Le temps d'une nuit, deux ados se cherchent et tombent amoureux. New York, c'est magique…
Triss a quitté Nick qui continue de lui envoyer des compils. Norah, camarade d'école de Triss, les adore et fantasme à moitié sur leur créateur. Un soir, leur groupe préféré organise un concert sauvage ; sauf que personne ne sait où c'est. Les deux jeunes gens se retrouvent par hasard ensemble pour rechercher le groupe, pendant que les copains homos de Nick perdent la copine ivre de Norah. La virée des concerts se change donc en search party de Caroline qui titube dans les rues de New York. En chemin, ils croisent l'ex de Norah et son groupe juif, l'ex de Nick et son boy-toy, des clochards, des drag-queens, …

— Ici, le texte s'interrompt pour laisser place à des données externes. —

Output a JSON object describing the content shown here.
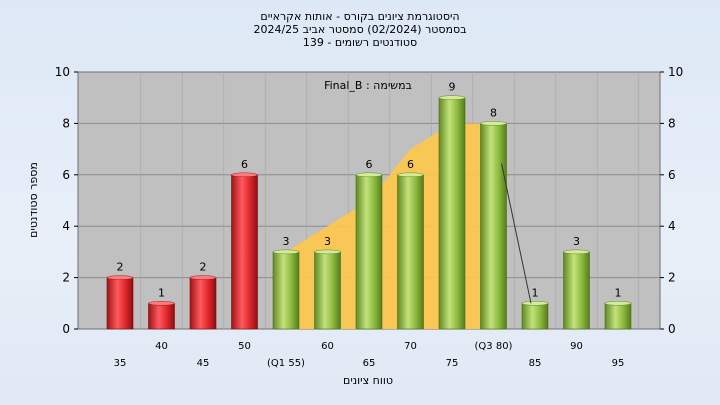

A partir de l'horrible titre français,
Une nuit à New York, on peut déjà déduire plusieurs choses : ça s'annonce comme une parenthèse de vie ; et, comme tous les films ou presque qui ont New York dans le titre, il va y avoir de la romance dans l'air. Eh bien, bingo. Certes, les errances plus ou moins géographiques et plus ou moins amoureuses des adolescents,
Peter Sollett les avait déjà traitées avec
Long Way Home, son premier film, et c'était particulièrement réussi. Alors – et malgré son affiche, son titre français et autres – on pouvait attendre pas mal de celui-ci, qui s'annonçait comme autre chose qu'un simple film pour ados. Malheureusement, il reste tranquillement dans les limites imposées par le public qu'il s'est fixé.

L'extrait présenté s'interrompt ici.